Fiber for Breakfast Week 6: Virginia’s Long Road to Universal Broadband
Fiber for Breakfast Week 6: Virginia’s Long Road to Universal Broadband
When Virginia first invested $1 million into broadband in 2017, it wasn’t leading the country. It was testing what a state-led model could look like. This week on Fiber for Breakfast, Dr. Tamarah Holmes, Director of the Office of Broadband at Virginia’s Department of Housing and Community Development, joined Gary Bolton to talk about how that experiment scaled into one of the country’s most aggressive broadband buildouts – and what it actually takes to wire a Commonwealth.
Today, Virginia has secured $545 million in BEAD funding and is overseeing nearly $1.5 billion in total federal broadband investment. But the story isn’t just about dollars. It’s about execution.
Through the Virginia Telecommunications Initiative (VATI), Holmes helped grow a modest state program into a $750 million deployment engine. The jump from $19 million to $750 million in just two years stress-tested every part of the ecosystem.
“We broke every possible system it takes to get broadband into folks’ homes,” she said – from pole attachments and railroad crossings to utility locates and permitting bottlenecks.
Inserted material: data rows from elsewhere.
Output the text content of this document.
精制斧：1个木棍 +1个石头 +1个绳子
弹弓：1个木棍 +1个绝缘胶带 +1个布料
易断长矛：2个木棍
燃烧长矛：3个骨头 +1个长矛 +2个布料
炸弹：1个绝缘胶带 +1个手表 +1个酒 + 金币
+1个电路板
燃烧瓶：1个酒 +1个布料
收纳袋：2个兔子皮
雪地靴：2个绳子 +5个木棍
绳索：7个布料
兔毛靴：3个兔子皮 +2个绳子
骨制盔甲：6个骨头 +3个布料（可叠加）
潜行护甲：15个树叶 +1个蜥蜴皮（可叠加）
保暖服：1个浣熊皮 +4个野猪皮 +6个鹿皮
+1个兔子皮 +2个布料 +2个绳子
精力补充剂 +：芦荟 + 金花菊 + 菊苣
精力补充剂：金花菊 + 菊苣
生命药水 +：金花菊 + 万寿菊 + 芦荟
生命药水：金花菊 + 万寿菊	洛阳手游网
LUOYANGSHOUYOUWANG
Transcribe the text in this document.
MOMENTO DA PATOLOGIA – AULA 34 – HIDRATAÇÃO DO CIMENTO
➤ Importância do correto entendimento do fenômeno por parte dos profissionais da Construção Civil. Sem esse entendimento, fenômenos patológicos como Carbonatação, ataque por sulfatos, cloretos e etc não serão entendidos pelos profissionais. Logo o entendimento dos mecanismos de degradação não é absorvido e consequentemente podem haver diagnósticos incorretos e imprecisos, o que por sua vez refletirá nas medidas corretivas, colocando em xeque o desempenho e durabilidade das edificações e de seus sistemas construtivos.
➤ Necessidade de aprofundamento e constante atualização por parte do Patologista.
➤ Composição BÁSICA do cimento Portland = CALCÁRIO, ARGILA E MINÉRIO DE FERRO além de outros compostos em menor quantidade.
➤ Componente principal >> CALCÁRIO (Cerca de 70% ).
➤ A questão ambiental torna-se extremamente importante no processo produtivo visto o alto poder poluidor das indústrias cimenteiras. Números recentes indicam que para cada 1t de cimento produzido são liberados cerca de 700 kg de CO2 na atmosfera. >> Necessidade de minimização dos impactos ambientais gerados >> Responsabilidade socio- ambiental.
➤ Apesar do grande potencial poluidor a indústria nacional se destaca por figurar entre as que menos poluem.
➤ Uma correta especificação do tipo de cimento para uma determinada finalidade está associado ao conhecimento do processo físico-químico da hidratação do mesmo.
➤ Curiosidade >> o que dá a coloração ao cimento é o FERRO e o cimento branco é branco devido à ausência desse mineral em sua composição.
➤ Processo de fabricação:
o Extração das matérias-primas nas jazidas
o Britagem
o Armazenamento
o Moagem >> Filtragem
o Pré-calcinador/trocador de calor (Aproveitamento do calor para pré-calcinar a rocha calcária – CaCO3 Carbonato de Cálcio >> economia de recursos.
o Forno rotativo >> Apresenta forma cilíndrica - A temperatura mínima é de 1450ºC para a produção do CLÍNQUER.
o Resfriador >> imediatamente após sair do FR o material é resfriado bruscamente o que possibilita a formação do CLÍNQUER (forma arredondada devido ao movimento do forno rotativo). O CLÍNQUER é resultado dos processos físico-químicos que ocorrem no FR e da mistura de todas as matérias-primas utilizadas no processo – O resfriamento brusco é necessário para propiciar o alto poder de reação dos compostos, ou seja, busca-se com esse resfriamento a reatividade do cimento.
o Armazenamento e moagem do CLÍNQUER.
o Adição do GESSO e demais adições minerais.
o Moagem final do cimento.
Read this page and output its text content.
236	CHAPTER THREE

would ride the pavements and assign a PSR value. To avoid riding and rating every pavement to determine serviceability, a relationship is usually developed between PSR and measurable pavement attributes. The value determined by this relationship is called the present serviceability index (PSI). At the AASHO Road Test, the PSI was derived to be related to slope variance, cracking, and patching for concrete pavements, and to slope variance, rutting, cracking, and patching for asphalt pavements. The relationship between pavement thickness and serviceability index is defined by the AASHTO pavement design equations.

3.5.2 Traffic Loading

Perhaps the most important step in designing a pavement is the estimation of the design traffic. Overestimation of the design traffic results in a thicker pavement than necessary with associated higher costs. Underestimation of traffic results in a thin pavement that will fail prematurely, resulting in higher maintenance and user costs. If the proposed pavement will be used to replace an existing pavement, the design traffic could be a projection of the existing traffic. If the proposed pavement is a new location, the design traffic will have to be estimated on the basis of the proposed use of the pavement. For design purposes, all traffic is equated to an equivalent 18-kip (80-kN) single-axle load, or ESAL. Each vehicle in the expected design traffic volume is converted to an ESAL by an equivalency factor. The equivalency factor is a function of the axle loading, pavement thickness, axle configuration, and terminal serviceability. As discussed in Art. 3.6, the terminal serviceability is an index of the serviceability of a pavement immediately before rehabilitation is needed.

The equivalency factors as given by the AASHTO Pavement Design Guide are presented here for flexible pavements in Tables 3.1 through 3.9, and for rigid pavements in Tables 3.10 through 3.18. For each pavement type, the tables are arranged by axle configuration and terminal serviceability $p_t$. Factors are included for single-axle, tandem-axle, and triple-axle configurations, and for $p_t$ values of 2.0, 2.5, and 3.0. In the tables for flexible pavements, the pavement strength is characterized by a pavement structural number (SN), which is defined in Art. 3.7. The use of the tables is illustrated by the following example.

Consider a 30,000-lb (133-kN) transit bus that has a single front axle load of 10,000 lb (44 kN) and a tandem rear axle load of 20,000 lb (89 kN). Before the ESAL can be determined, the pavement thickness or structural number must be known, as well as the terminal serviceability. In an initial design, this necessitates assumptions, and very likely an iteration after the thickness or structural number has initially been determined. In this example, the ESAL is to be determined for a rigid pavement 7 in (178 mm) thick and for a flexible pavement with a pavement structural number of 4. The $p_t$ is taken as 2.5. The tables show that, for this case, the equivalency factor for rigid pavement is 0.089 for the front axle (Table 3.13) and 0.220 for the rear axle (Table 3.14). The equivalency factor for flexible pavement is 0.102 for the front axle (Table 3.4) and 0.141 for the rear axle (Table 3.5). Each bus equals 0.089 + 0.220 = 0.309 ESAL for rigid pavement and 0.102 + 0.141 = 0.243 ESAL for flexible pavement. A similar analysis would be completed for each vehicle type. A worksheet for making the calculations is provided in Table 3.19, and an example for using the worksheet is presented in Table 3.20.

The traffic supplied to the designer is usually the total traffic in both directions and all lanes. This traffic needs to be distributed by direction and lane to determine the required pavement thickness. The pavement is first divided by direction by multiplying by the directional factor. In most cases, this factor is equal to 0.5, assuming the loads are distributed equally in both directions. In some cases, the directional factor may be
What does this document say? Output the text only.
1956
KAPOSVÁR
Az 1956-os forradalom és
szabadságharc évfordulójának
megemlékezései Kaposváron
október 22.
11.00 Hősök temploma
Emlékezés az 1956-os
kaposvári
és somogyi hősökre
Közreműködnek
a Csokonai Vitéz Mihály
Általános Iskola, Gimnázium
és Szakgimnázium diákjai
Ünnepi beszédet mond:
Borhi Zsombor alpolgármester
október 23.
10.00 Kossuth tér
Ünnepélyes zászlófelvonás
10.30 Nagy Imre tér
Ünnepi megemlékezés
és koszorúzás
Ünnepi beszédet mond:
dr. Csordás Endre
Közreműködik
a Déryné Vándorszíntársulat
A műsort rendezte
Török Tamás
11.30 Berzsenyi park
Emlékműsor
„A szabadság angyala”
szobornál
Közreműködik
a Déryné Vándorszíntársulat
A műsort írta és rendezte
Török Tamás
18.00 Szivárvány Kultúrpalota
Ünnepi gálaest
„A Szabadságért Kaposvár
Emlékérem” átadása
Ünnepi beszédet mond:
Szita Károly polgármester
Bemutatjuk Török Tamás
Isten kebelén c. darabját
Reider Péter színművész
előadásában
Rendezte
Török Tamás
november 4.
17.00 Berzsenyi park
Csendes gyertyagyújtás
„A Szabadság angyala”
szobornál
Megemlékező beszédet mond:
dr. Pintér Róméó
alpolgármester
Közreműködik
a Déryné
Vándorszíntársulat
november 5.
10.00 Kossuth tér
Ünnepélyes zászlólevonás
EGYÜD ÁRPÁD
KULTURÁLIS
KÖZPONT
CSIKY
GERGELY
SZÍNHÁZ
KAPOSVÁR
Those challenges forced coordination. Relationships with the Department of Transportation strengthened. Utility partners aligned. Railroad negotiations improved. Virginia learned how to build at scale — and how to manage the friction that comes with it.
By the end of 2025, roughly 200,000 locations connected through earlier awards were complete, bringing the state to nearly 90% broadband coverage. Most remaining locations are either under construction or moving into BEAD contracting.
While Virginia remains technology neutral, more than 90% of past VATI investments have been fiber. Under BEAD, roughly 80% of locations will receive fiber, with smaller percentages served by fixed wireless, cable, or satellite in the most remote terrain.
For Holmes, success isn’t just measured in coverage maps. “I’m more of a qualitative person,” she said. The real impact shows up in families and communities whose daily lives change once broadband arrives.
With universal connectivity targeted for 2029, Virginia’s experience underscores a lesson many states are now learning: large-scale deployment is complex, but disciplined coordination, and a strong fiber backbone, creates lasting infrastructure.